Seks to przede wszystkim przyjemność i dobra zabawa, niestety, mężczyźni podchodzą do niego zbyt zadaniowo i przez to się tylko stresują. Zupełnie niepotrzebnie, bo zawsze można przejść do czegoś innego i sprawić kobiecie przyjemność na milion sposobów. Dzisiaj jednak postanowiliśmy podejść do seksu w praktyczny sposób. Dlaczego pewne rzeczy podczas seksu wam nie wychodzą?
Pozycja na łyżeczkę
Jest to dość popularna pozycja, ale jeśli wam nie wychodzi, nie martwcie się, tylko wprowadźcie pewne urozmaicenia. Pozycja na łyżeczkę ma to do siebie, że gdy kobieta jest drobna, może pojawić się problem z wprowadzeniem penisa do pochwy. Zdecydowanie nie jest to rozwiązanie umożliwiające głęboką penetrację. Nie bez powodu pozycję na łyżeczkę poleca się ciężarnym w ostatnim trymestrze, gdyż zapewnia bardzo płytką penetrację. Jeśli ona jest drobna, możesz mieć problem z włożeniem penisa. Trudności może przysporzyć też koordynacja ruchowa. Dlatego warto wprowadzić drobną modyfikację. Pozycja na jednorożca zwiększa głębokość penetracji, gdyż kobieta unosi w niej nogę. Nie jest to nic trudnego, a komfort erotycznych igraszek ulega poprawie.
Wkładanie penisa
Nie umiesz włożyć penisa i się stresujesz? Spokojnie. Może musisz bardziej rozgrzać swoją partnerkę, dłużej ją całując, pieszcząc jej łechtaczkę i piersi. Możliwe też, że lepiej będzie, gdy zaczniecie się kochać od tyłu, w pozycji na pieska, bo ta pozwala na głębszą penetrację, a następnie przejdziecie do innych rozwiązań. Poza tym penis nie wchodzi w pochwę tak gładko, chyba że pochwa jest bardzo porozciągana przez porody. Dlatego też wprowadzaj go stopniowo, ale zdecydowanie w taki sposób, aby jej nic nie bolało. Drobne kobiety mają też mniejsze ujście pochwy, ale spokojnie tam też bez problemu wsadzisz penisa, a gdy to ci się uda, obydwoje będziecie czerpali z seksu dużo większą przyjemność. Wąska pochwa zapewnia obojgu niezwykle intensywną stymulację. Dlatego gdy masz do czynienia z drobną kobietą, najpierw ją rozpal, a potem zacznij się kochać od pozycji na pieska.
Wypadanie penisa
To też stresuje wielu mężczyzn. Jeśli kobieta nie jest po licznych porodach i nie urodziła się ze zbyt szeroką pochwą, to nie ma powodów do niepokoju.
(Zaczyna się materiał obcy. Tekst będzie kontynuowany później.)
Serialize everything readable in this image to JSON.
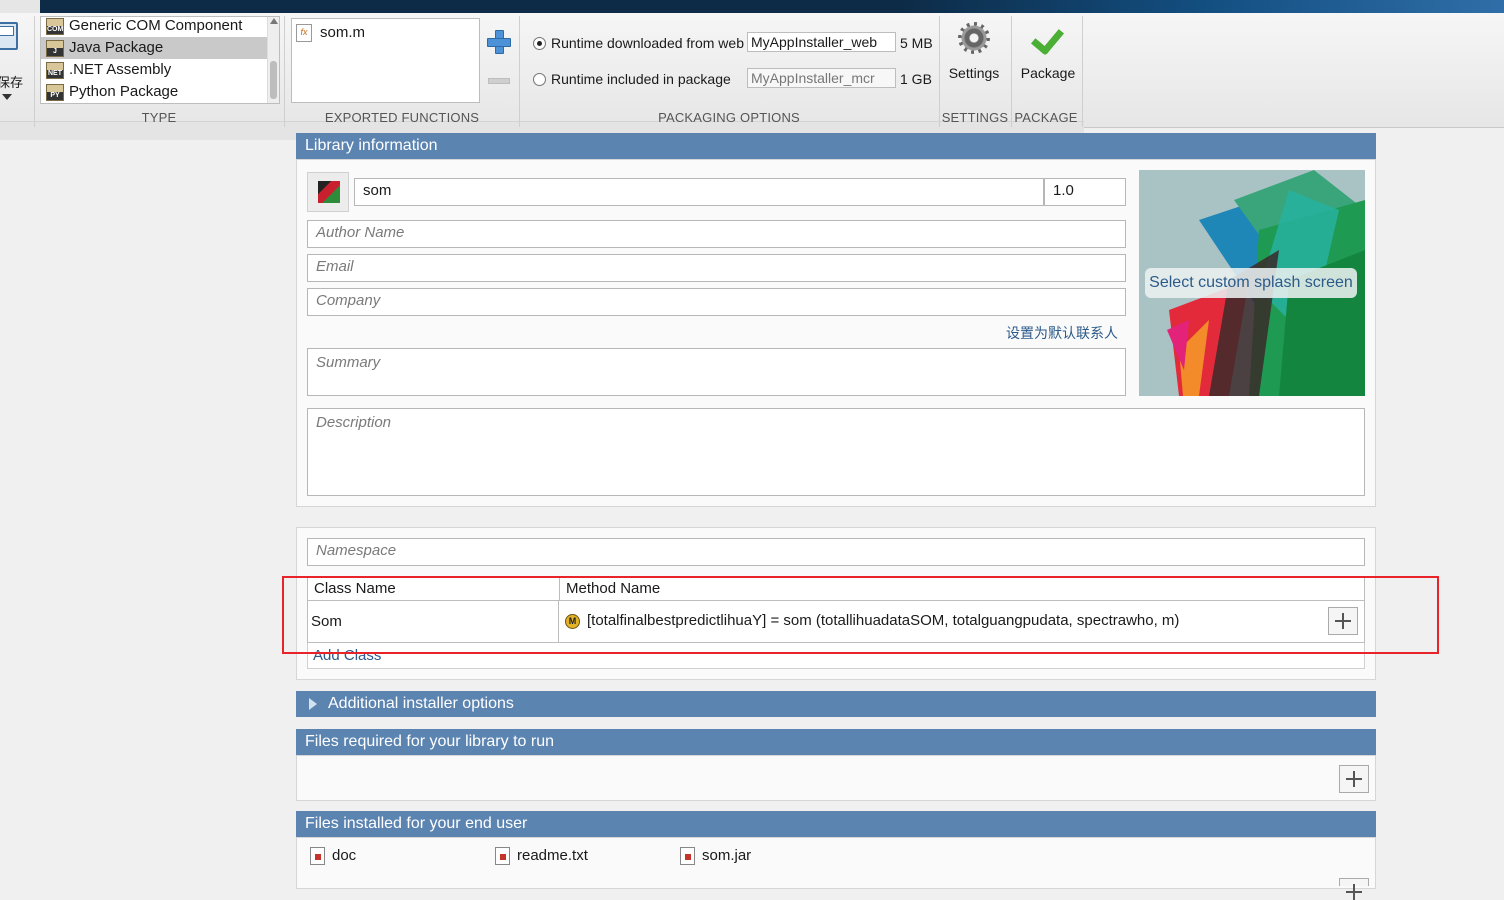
{
  "toolstrip": {
    "save_label": "保存",
    "type_section": "TYPE",
    "exported_section": "EXPORTED FUNCTIONS",
    "packaging_section": "PACKAGING OPTIONS",
    "settings_section": "SETTINGS",
    "package_section": "PACKAGE",
    "types": [
      {
        "label": "Generic COM Component",
        "icon": "COM",
        "selected": false
      },
      {
        "label": "Java Package",
        "icon": "J",
        "selected": true
      },
      {
        "label": ".NET Assembly",
        "icon": "NET",
        "selected": false
      },
      {
        "label": "Python Package",
        "icon": "PY",
        "selected": false
      }
    ],
    "exported_functions": [
      "som.m"
    ],
    "runtime_web_label": "Runtime downloaded from web",
    "runtime_web_value": "MyAppInstaller_web",
    "runtime_web_size": "5 MB",
    "runtime_pkg_label": "Runtime included in package",
    "runtime_pkg_value": "MyAppInstaller_mcr",
    "runtime_pkg_size": "1 GB",
    "settings_label": "Settings",
    "package_label": "Package"
  },
  "library_info": {
    "header": "Library information",
    "name": "som",
    "version": "1.0",
    "author_placeholder": "Author Name",
    "email_placeholder": "Email",
    "company_placeholder": "Company",
    "default_contact_link": "设置为默认联系人",
    "summary_placeholder": "Summary",
    "description_placeholder": "Description",
    "splash_button": "Select custom splash screen"
  },
  "class_section": {
    "namespace_placeholder": "Namespace",
    "class_name_header": "Class Name",
    "method_name_header": "Method Name",
    "class_name": "Som",
    "method": "[totalfinalbestpredictlihuaY] = som (totallihuadataSOM, totalguangpudata, spectrawho, m)",
    "method_icon": "M",
    "add_class": "Add Class"
  },
  "additional_options": {
    "header": "Additional installer options"
  },
  "files_required": {
    "header": "Files required for your library to run"
  },
  "files_installed": {
    "header": "Files installed for your end user",
    "files": [
      "doc",
      "readme.txt",
      "som.jar"
    ]
  },
  "colors": {
    "panel_header": "#5b84b1",
    "highlight": "#e8242a",
    "link": "#2c5b8a"
  }
}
Jeśli obydwoje czujecie ruchy podczas penetracji, to pochwa jest dostatecznie wąska. Czasem po prostu wskutek pewnych ruchów penis wypada. Ale to nic strasznego. Potraktuj to jako dodatkowy element stymulacji, bo gdy penis wypada, mimowolnie podrażnia zewnętrzne narządy płciowe, w tym wargi sromowe i łechtaczkę. Potraktuj to jako dodatkową stymulację.
Brak jej orgazmu
Po pierwsze, upewnij się, czy nie pomyliłeś się w ocenie sytuacji. Wiele z nas słyszało od bliskich kolegów, zawiodłem ją, bo nie dałem rady. Po serii pytań okazuje się, że seks wcale nie był taki zły, ale koledzy naoglądali się stanowczo za dużo porno i czekali na krzyki, a kobiety w większości nie wrzeszczą, chyba że chcą symulować orgazm. Jeśli nie jesteś pewien, jak wypadłeś, zapytaj ją, czy jest jej dobrze. Poza tym obserwuj, jeśli dajesz jej spełnienie, ona chce się do ciebie tulić i utrzymuje z tobą kontakt z własnej inicjatywy. Poza tym zawsze możesz dać jej rozkosz w inny sposób. Zadbaj o to, aby w trakcie gry wstępnej pocałunkom z języczkiem nie było końca, delikatnie muskaj jej piersi i łechtaczkę, a ona odleci. Do dyspozycji masz palce i język, do pieszczenia – różne części jej ciała. Pozycja na pieska najbardziej sprzyja kobiecemu orgazmowi, dobre rezultaty daje też pozycja na jeźdźca. Pozycja klasyczna może być dobra, jeśli włączysz do niej dodatkowe pieszczoty – francuskie pocałunki, pieszczoty piersi lub łechtaczki podczas penetracji. Orgazm poznasz też po niepozornie lekko przyspieszonym, kobiecym oddechu.